Chicago Cubs 2016 NL Central Championship Gear

When it comes to being booed by your own fans, Chicago Cubs outfielder Alfonso Soriano knows a thing or two.

After signing an eight year, $136 million contract with the Cubs before the 2007 season, expectations that Soriano would be the team’s dominant star were unfairly high in the subsequent few years. Soriano was solid in 2007 and 2008, though he battled injuries both years. Then, in 2009, his production fell off dramatically. Worse, the perception of his defense in left field – generally considered average with a good arm – turned dramatically sour after a stretch of what seemed like daily blunders. The hop didn’t help.

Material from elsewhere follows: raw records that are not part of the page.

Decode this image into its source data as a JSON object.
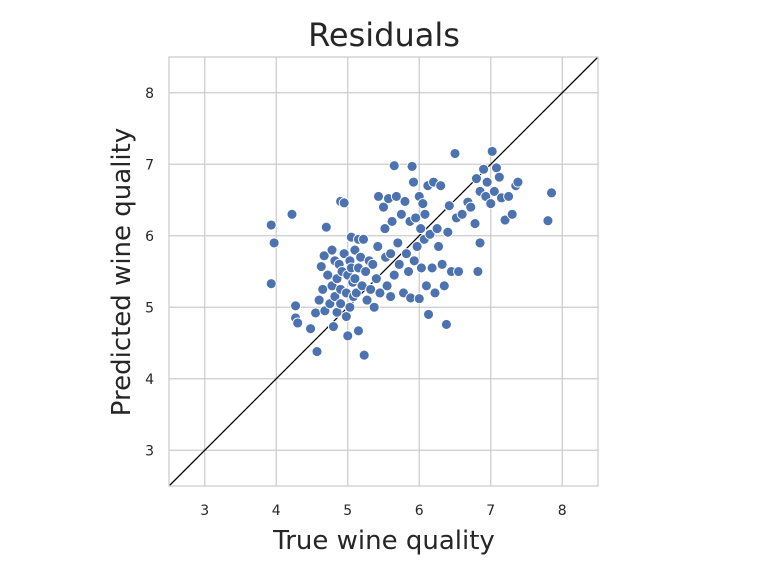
{
  "chart_data": {
    "type": "scatter",
    "title": "Residuals",
    "xlabel": "True wine quality",
    "ylabel": "Predicted wine quality",
    "xlim": [
      2.5,
      8.5
    ],
    "ylim": [
      2.5,
      8.5
    ],
    "xticks": [
      "3",
      "4",
      "5",
      "6",
      "7",
      "8"
    ],
    "yticks": [
      "3",
      "4",
      "5",
      "6",
      "7",
      "8"
    ],
    "grid": true,
    "reference_line": "y = x",
    "colors": {
      "points": "#4c72b0",
      "reference_line": "#000000",
      "grid": "#cccccc"
    },
    "series": [
      {
        "points": [
          [
            3.93,
            6.15
          ],
          [
            3.97,
            5.9
          ],
          [
            3.93,
            5.33
          ],
          [
            4.22,
            6.3
          ],
          [
            4.27,
            5.02
          ],
          [
            4.27,
            4.85
          ],
          [
            4.3,
            4.78
          ],
          [
            4.48,
            4.7
          ],
          [
            4.55,
            4.92
          ],
          [
            4.57,
            4.38
          ],
          [
            4.6,
            5.1
          ],
          [
            4.63,
            5.57
          ],
          [
            4.65,
            5.25
          ],
          [
            4.67,
            5.72
          ],
          [
            4.68,
            4.95
          ],
          [
            4.7,
            6.12
          ],
          [
            4.72,
            5.45
          ],
          [
            4.75,
            5.05
          ],
          [
            4.78,
            5.8
          ],
          [
            4.78,
            5.3
          ],
          [
            4.8,
            4.73
          ],
          [
            4.82,
            5.65
          ],
          [
            4.82,
            5.15
          ],
          [
            4.85,
            5.4
          ],
          [
            4.85,
            4.93
          ],
          [
            4.88,
            5.6
          ],
          [
            4.9,
            6.48
          ],
          [
            4.9,
            5.25
          ],
          [
            4.9,
            5.05
          ],
          [
            4.92,
            5.5
          ],
          [
            4.95,
            6.46
          ],
          [
            4.95,
            5.75
          ],
          [
            4.98,
            5.2
          ],
          [
            4.98,
            4.87
          ],
          [
            5.0,
            5.45
          ],
          [
            5.0,
            4.6
          ],
          [
            5.03,
            5.65
          ],
          [
            5.03,
            5.0
          ],
          [
            5.05,
            5.98
          ],
          [
            5.05,
            5.55
          ],
          [
            5.07,
            5.35
          ],
          [
            5.08,
            5.15
          ],
          [
            5.1,
            5.8
          ],
          [
            5.1,
            5.4
          ],
          [
            5.12,
            5.2
          ],
          [
            5.15,
            5.95
          ],
          [
            5.15,
            5.55
          ],
          [
            5.15,
            4.67
          ],
          [
            5.18,
            5.7
          ],
          [
            5.2,
            5.3
          ],
          [
            5.22,
            5.95
          ],
          [
            5.23,
            4.33
          ],
          [
            5.25,
            5.5
          ],
          [
            5.27,
            5.1
          ],
          [
            5.3,
            5.65
          ],
          [
            5.32,
            5.25
          ],
          [
            5.35,
            5.6
          ],
          [
            5.37,
            5.0
          ],
          [
            5.4,
            5.4
          ],
          [
            5.42,
            5.85
          ],
          [
            5.43,
            6.55
          ],
          [
            5.45,
            5.2
          ],
          [
            5.5,
            6.4
          ],
          [
            5.52,
            6.1
          ],
          [
            5.53,
            5.7
          ],
          [
            5.55,
            5.3
          ],
          [
            5.57,
            6.52
          ],
          [
            5.6,
            5.15
          ],
          [
            5.6,
            5.75
          ],
          [
            5.62,
            6.2
          ],
          [
            5.65,
            6.98
          ],
          [
            5.65,
            5.45
          ],
          [
            5.68,
            6.55
          ],
          [
            5.7,
            5.9
          ],
          [
            5.72,
            5.6
          ],
          [
            5.75,
            6.3
          ],
          [
            5.78,
            5.2
          ],
          [
            5.8,
            6.48
          ],
          [
            5.82,
            5.75
          ],
          [
            5.85,
            5.5
          ],
          [
            5.87,
            6.2
          ],
          [
            5.88,
            5.13
          ],
          [
            5.9,
            6.97
          ],
          [
            5.92,
            6.75
          ],
          [
            5.93,
            5.65
          ],
          [
            5.95,
            6.25
          ],
          [
            5.97,
            5.85
          ],
          [
            6.0,
            6.55
          ],
          [
            6.0,
            5.12
          ],
          [
            6.02,
            6.1
          ],
          [
            6.03,
            5.55
          ],
          [
            6.05,
            6.45
          ],
          [
            6.07,
            5.95
          ],
          [
            6.08,
            6.3
          ],
          [
            6.1,
            5.3
          ],
          [
            6.12,
            6.7
          ],
          [
            6.13,
            4.9
          ],
          [
            6.15,
            6.02
          ],
          [
            6.18,
            5.55
          ],
          [
            6.2,
            6.75
          ],
          [
            6.22,
            5.2
          ],
          [
            6.25,
            6.1
          ],
          [
            6.27,
            5.85
          ],
          [
            6.3,
            6.7
          ],
          [
            6.32,
            5.6
          ],
          [
            6.35,
            5.3
          ],
          [
            6.38,
            4.76
          ],
          [
            6.4,
            6.05
          ],
          [
            6.42,
            6.42
          ],
          [
            6.45,
            5.5
          ],
          [
            6.5,
            7.15
          ],
          [
            6.52,
            6.25
          ],
          [
            6.55,
            5.5
          ],
          [
            6.6,
            6.3
          ],
          [
            6.68,
            6.47
          ],
          [
            6.72,
            6.4
          ],
          [
            6.78,
            6.17
          ],
          [
            6.8,
            6.8
          ],
          [
            6.82,
            5.5
          ],
          [
            6.85,
            5.9
          ],
          [
            6.85,
            6.62
          ],
          [
            6.9,
            6.93
          ],
          [
            6.93,
            6.55
          ],
          [
            6.95,
            6.75
          ],
          [
            7.0,
            6.45
          ],
          [
            7.02,
            7.18
          ],
          [
            7.05,
            6.62
          ],
          [
            7.08,
            6.95
          ],
          [
            7.12,
            6.82
          ],
          [
            7.15,
            6.53
          ],
          [
            7.2,
            6.22
          ],
          [
            7.25,
            6.55
          ],
          [
            7.3,
            6.3
          ],
          [
            7.35,
            6.7
          ],
          [
            7.38,
            6.75
          ],
          [
            7.8,
            6.21
          ],
          [
            7.85,
            6.6
          ]
        ]
      }
    ]
  }
}
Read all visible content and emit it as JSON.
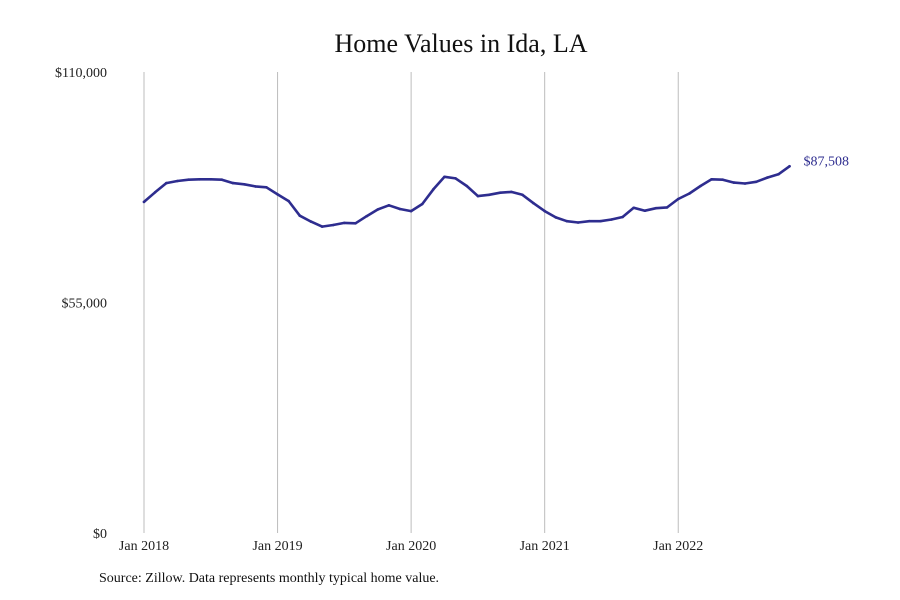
{
  "chart_data": {
    "type": "line",
    "title": "Home Values in Ida, LA",
    "xlabel": "",
    "ylabel": "",
    "x_start": "Jan 2018",
    "x_ticks": [
      {
        "label": "Jan 2018",
        "month_index": 0
      },
      {
        "label": "Jan 2019",
        "month_index": 12
      },
      {
        "label": "Jan 2020",
        "month_index": 24
      },
      {
        "label": "Jan 2021",
        "month_index": 36
      },
      {
        "label": "Jan 2022",
        "month_index": 48
      }
    ],
    "y_ticks": [
      {
        "label": "$0",
        "value": 0
      },
      {
        "label": "$55,000",
        "value": 55000
      },
      {
        "label": "$110,000",
        "value": 110000
      }
    ],
    "ylim": [
      0,
      110000
    ],
    "grid": {
      "vertical": true,
      "horizontal": false
    },
    "series": [
      {
        "color": "#2e2d8f",
        "values": [
          79000,
          81300,
          83500,
          84000,
          84300,
          84400,
          84400,
          84300,
          83500,
          83200,
          82700,
          82500,
          80800,
          79200,
          75700,
          74300,
          73100,
          73500,
          74000,
          73900,
          75600,
          77200,
          78200,
          77300,
          76800,
          78500,
          82000,
          85000,
          84600,
          82800,
          80400,
          80700,
          81200,
          81400,
          80700,
          78700,
          76800,
          75300,
          74400,
          74100,
          74400,
          74400,
          74800,
          75400,
          77600,
          76900,
          77500,
          77700,
          79700,
          81000,
          82800,
          84400,
          84300,
          83600,
          83400,
          83800,
          84800,
          85600,
          87508
        ],
        "end_label": "$87,508"
      }
    ]
  },
  "footer": {
    "source": "Source: Zillow. Data represents monthly typical home value."
  }
}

That’s when fans started booing Soriano.

They were booing his poor defense, and his poor production. But I think if you could really drill down into fans’ collective head Freud-style, you find that they were really booing Soriano’s performance relative to the expectations created by his contract. This, of course, was not Soriano’s fault. He’s a guy who, by all accounts, tries his hardest before, during, and after the game.

So, when asked about the boos raining down on cross-town big contract signee Adam Dunn, Soriano didn’t hold back.

“He’s a great player. The fans, they don’t understand when the player’s struggling, how hard it is and how he is trying,” Soriano said. “He cannot think about. He’s got to try to do the best he can to just concentrate on the game. The fans, they come to see the players do good, but sometimes they want to look at something negative and boo the guy. That’s nothing new. That’s the way it is here.”

Ouch. That’s the way it is here? That’s the way the fans are in Chicago?

“It’s the worst,” Soriano continued. “I played in New York, but the fans are worse here. But at the same time, I understand. Fans can get frustrated because they want the team to win, and they want the players to hit. At the same time, the game’s not easy.”

Knowing what we know about how hard Soriano tries, I really can’t be too upset about Soriano’s comments. Obviously I hope they are inaccurate (are Chicago fans really worse than, say, Philadelphia fans? I suspect that recent success in Philadelphia obscures the wrath of that fanbase), but I can’t blame Soriano for telling us how he feels. And he wasn’t so much complaining as responding to direct questions.

In other words, he was doing the best he could. And I’m certainly not going to boo him for it.